Requirements for navigators with the DFS. Navigators are individuals who provide assistance and information to a consumer regarding enrollment choices in a qualified health plan (“QHP”) and facilitate enrollment in a QHP:
- Specifies prohibited acts and grounds for approval, suspension, or revocation of registration.
- Requires that applicants complete all training required by the federal government or the exchange, rather than a state 10-hour course.
- Grants additional powers for the DFS to fine or issue cease and desist orders for violations.
- Requires applicants to pay the fingerprint processing fee.
- Revises the definition of a “navigator” to mean an individual authorized by an exchange to serve as a navigator, or who works on behalf of an entity authorized by an exchange to serve as a navigator, pursuant to 42 U.S.C. § 18031(i)(1), who facilitates the selection of a QHP plan through the exchange and performs any other duties specified under 42 U.S.C. § 200 18031(i)(3).
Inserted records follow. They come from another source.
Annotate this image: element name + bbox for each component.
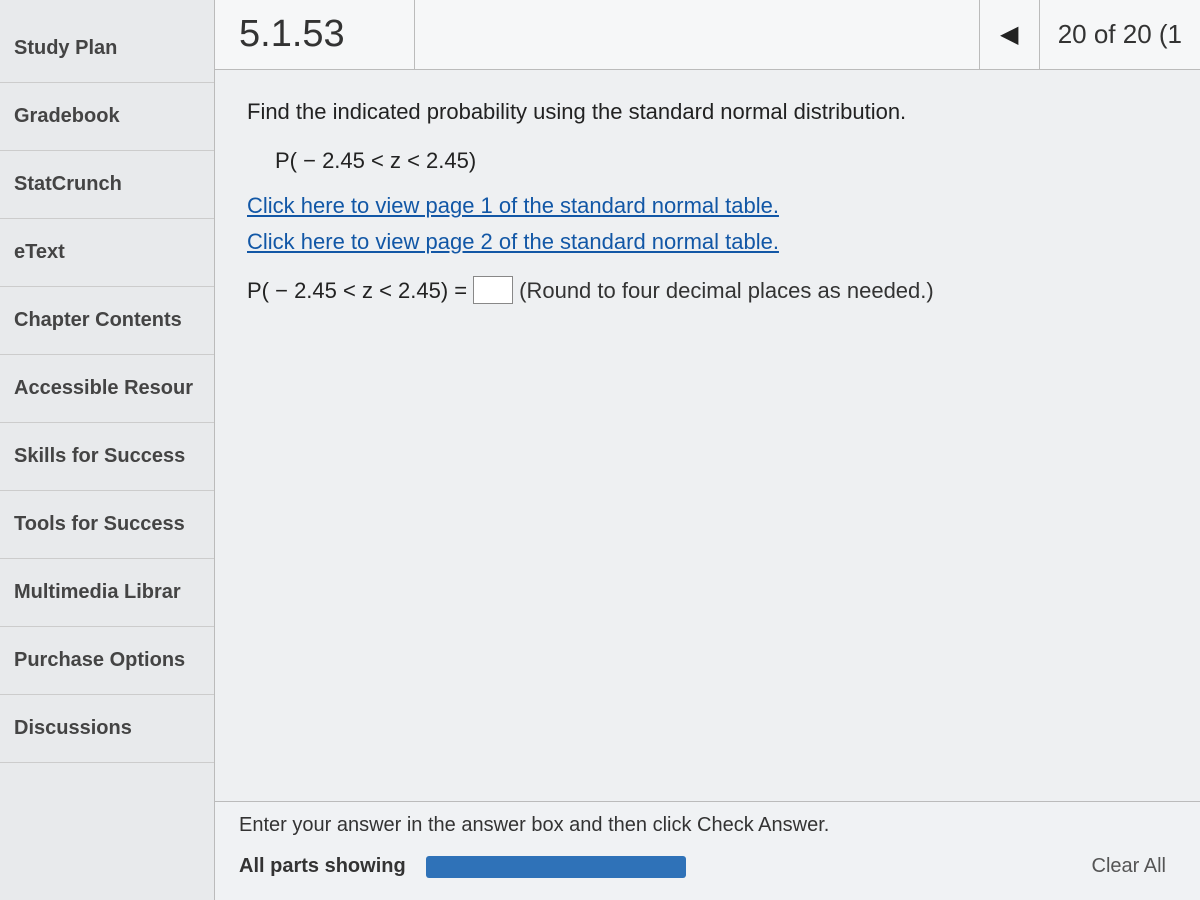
bottom-row: All parts showing Clear All [239,851,1176,882]
progress-bar [426,856,686,878]
link-normal-table-page1[interactable]: Click here to view page 1 of the standar… [247,188,1168,223]
sidebar-item-multimedia-library[interactable]: Multimedia Librar [0,559,214,627]
triangle-left-icon: ◀ [1000,20,1018,49]
prev-question-button[interactable]: ◀ [979,0,1039,69]
sidebar-item-study-plan[interactable]: Study Plan [0,15,214,83]
topbar: 5.1.53 ◀ 20 of 20 (1 [215,0,1200,70]
sidebar-item-purchase-options[interactable]: Purchase Options [0,627,214,695]
answer-row: P( − 2.45 < z < 2.45) = (Round to four d… [247,273,1168,308]
sidebar-item-tools-for-success[interactable]: Tools for Success [0,491,214,559]
question-content: Find the indicated probability using the… [215,70,1200,801]
clear-all-button[interactable]: Clear All [1082,851,1176,882]
sidebar-item-discussions[interactable]: Discussions [0,695,214,763]
parts-showing-label: All parts showing [239,855,406,878]
question-number: 5.1.53 [215,0,415,69]
answer-prefix: P( − 2.45 < z < 2.45) = [247,273,467,308]
sidebar-item-etext[interactable]: eText [0,219,214,287]
sidebar-item-skills-for-success[interactable]: Skills for Success [0,423,214,491]
sidebar-item-accessible-resources[interactable]: Accessible Resour [0,355,214,423]
question-prompt: Find the indicated probability using the… [247,94,1168,129]
bottombar: Enter your answer in the answer box and … [215,801,1200,900]
topbar-spacer [415,0,979,69]
question-counter: 20 of 20 (1 [1039,0,1200,69]
link-normal-table-page2[interactable]: Click here to view page 2 of the standar… [247,224,1168,259]
answer-hint: (Round to four decimal places as needed.… [519,273,934,308]
answer-instruction: Enter your answer in the answer box and … [239,814,1176,837]
answer-input[interactable] [473,276,513,304]
sidebar: Study Plan Gradebook StatCrunch eText Ch… [0,0,215,900]
main-panel: 5.1.53 ◀ 20 of 20 (1 Find the indicated … [215,0,1200,900]
sidebar-item-chapter-contents[interactable]: Chapter Contents [0,287,214,355]
given-formula: P( − 2.45 < z < 2.45) [275,143,1168,178]
sidebar-item-statcrunch[interactable]: StatCrunch [0,151,214,219]
sidebar-item-gradebook[interactable]: Gradebook [0,83,214,151]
- Provides two different definitions of “small employer” – one for grandfathered health plans, which is the current law definition, and one for non-grandfathered health plans, which is the same as the federal definition used for the Act (but capped at 50 employees, as allowed by the Act). For non-grandfathered health plans, any state law that applies to small group coverage would apply to coverage for a small employer as defined under the Act and would not apply to an employer who is not a small employer under the federal definition.
Dissolves the Florida Comprehensive Health Association (“FCHA”), the state’s high risk pool for persons unable to obtain health insurance:
- Coverage for each policyholder terminates at midnight on June 30, 2014 or on the date that health insurance coverage is effective with another insurer, whichever occurs first, and such coverage may not be renewed.
- FCHA must provide assistance to each policy concerning how to obtain health insurance.
- Requires FCHA to determine by March 15, 2015 the final assessment to be collected by insurers for funding claims and administrative expenses of FCHA. If a surplus exists, then FCHA must determine the prorated amount to be returned to each insurer.
- Requires FCHA’s Board to wrap-up other FCHA business and activities by September 1, 2015.
- Specifies that health insurers and HMOs may nonrenew individual conversion policies if the individual is eligible for other similar coverage.
- Repeals the statute establishing the Florida Health Insurance Plan.